If Levine is sticking with a small team, and if he wants to keep making narrative-focused games, then procedurally generated stories and environments make sense. He won’t need a large team to generate masses of art assets and scripted sequences – he just needs very smart coders and designers who can generate systems. Look at Hello Games in Guildford – a tiny studio that’s creating a whole systemic universe in its forthcoming title No Man’s Sky. Perhaps Levine saw in that game’s triumphant VGX Awards trailer, a hint at where his style of game was heading.
Last exit from Boston
Back in the business world, elements of the industry see Levine being used as a smokescreen to hide the human tragedy of 2K’s decision, and perhaps there is some truth to that. But the man himself, when asked about this perception of his being an auteur, had no hesitation in putting credit where it was due. “I have the easy job. There are ideas I come up with, but I say this is what I want now go make it happen – how do you draw a close relationship, like the Big Daddy and Little Sisters, or something like the skylines from that? I have the easy job.”
You can’t hold it against Levine that he still has one. But the fate of Irrational is a cautionary tale and, subsequent to the news of closure, the studio has been locked down tight, with employees left under no illusions about the consequences of speaking to press.

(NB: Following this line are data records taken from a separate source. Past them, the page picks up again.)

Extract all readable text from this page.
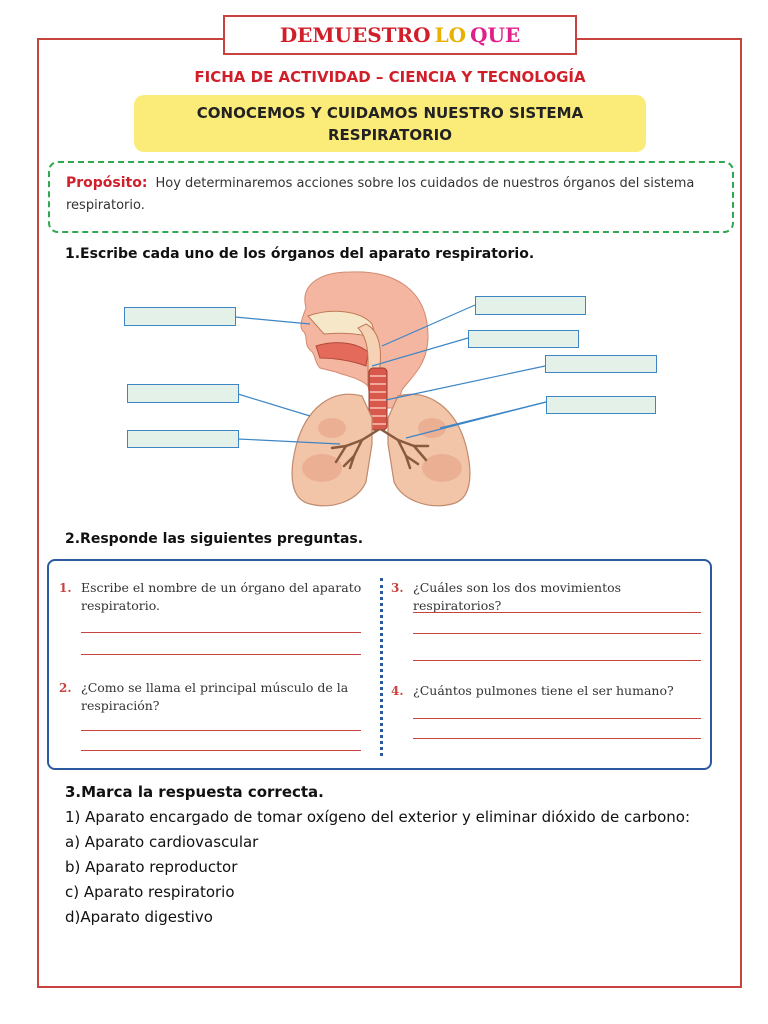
DEMUESTRO LO QUE
FICHA DE ACTIVIDAD – CIENCIA Y TECNOLOGÍA
CONOCEMOS Y CUIDAMOS NUESTRO SISTEMA
RESPIRATORIO
Propósito: Hoy determinaremos acciones sobre los cuidados de nuestros órganos del sistema respiratorio.
1.Escribe cada uno de los órganos del aparato respiratorio.
2.Responde las siguientes preguntas.
1. Escribe el nombre de un órgano del aparato respiratorio.
2. ¿Como se llama el principal músculo de la respiración?
3. ¿Cuáles son los dos movimientos respiratorios?
4. ¿Cuántos pulmones tiene el ser humano?
3.Marca la respuesta correcta.
1) Aparato encargado de tomar oxígeno del exterior y eliminar dióxido de carbono:
a) Aparato cardiovascular
b) Aparato reproductor
c) Aparato respiratorio
d)Aparato digestivo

At the moment this is too raw, but in the future perhaps Irrational’s former employees will look back with pride on the magnificent games they made together, and particularly the worlds of the Bioshock games. One aspect of these fantasies is how they skewer the idea of collectivism, presenting rank-and-file workers as little more than indentured slaves kept in line through the propaganda of tyrannical overlords. Not now, but maybe in a few years that will be worth an ironic laugh.
Whatever angles of this story remain uncovered, Irrational Games was one of the great developers. It is a studio that has left a permanent mark and, as 2K may find out to its cost, the quality of their games was never down to one man’s choices. The original Bioshock has three endings. “They offered you everything,” says the game’s brilliant geneticist, Brigid Tenenbaum. “Yes? And in return you gave them what I have come to expect from you: Brutality.”